I am not following baseball this year, but when I seek other sports news, the Aaron Judge story is prominent. It seems there is a lot of attention being paid for someone who is not approaching the actual single-season MLB record. However, whenever a player has hit a lot of home runs, I quietly look at how he is doing against what I consider the real record(s). The attention paid to Judge suggests to me that a lot of folks feel the same way, but don't say it out loud. Not even sports writers. So while the words being used are about the "American League" record and "right-handed" record, there is extra attention being paid because...this is the unasterisked record. The without-apology-or-explanation record.

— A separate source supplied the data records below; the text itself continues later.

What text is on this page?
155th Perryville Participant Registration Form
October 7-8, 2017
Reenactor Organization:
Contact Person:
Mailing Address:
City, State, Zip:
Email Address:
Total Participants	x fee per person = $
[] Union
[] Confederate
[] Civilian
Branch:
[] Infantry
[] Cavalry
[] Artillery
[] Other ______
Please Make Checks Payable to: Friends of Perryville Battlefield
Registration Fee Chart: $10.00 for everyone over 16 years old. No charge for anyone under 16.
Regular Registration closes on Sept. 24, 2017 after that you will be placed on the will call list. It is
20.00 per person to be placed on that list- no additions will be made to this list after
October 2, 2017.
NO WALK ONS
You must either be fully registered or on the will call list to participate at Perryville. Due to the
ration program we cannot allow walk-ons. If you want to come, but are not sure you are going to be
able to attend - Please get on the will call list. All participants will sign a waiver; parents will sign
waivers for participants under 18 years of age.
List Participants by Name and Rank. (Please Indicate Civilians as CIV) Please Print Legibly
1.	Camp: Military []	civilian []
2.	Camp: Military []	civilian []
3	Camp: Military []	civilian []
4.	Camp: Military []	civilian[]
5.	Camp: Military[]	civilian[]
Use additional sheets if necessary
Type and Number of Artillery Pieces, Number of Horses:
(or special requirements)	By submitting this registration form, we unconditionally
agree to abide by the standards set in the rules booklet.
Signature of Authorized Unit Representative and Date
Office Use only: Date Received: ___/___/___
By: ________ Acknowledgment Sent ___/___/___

Babe Ruth hit 60 HR in the old-style 154-game season. Roger Maris beat that with 61, but that was in the slightly longer 162-game season, and there has been controversy and acrimony about that since the 1960s. Judge sits at 60 HR in 147 games, so if he hits one more in the next seven games he passes Ruth - without asterisk. If he hits one beyond that he passes Maris. So that would be one controversy and one asterisk retired.
The other asterisks are around PED's and Sammy Sosa, Mark McGwire, and Barry Bonds. Aaron is extremely unlikely to catch Bonds at 73. So that argument remains. But for some who remain in the camp of refusing to acknowledge records for enhanced players, Judge will certainly become the real record-holder in our their eyes.
I can accept the argument that the game changes and one cannot really compare eras. Ted Williams, the last man to hit .400 said that no one was going to hit .400 again* "because of that damn slider," and allowed that he probably wouldn't have either had the pitch been common in his day. Ed Walsh won 40 games for the White Sox in 1908, which is technically considered the modern era, but no one pays the least attention to that. I am fine with that approach of simply not paying much attention to records at all because all the data carries a certain amount of poison.
*Wade Boggs hit .401 over 162 games, but it straddled two seasons and such things are traditionally regarded only as curiosities and not actual records.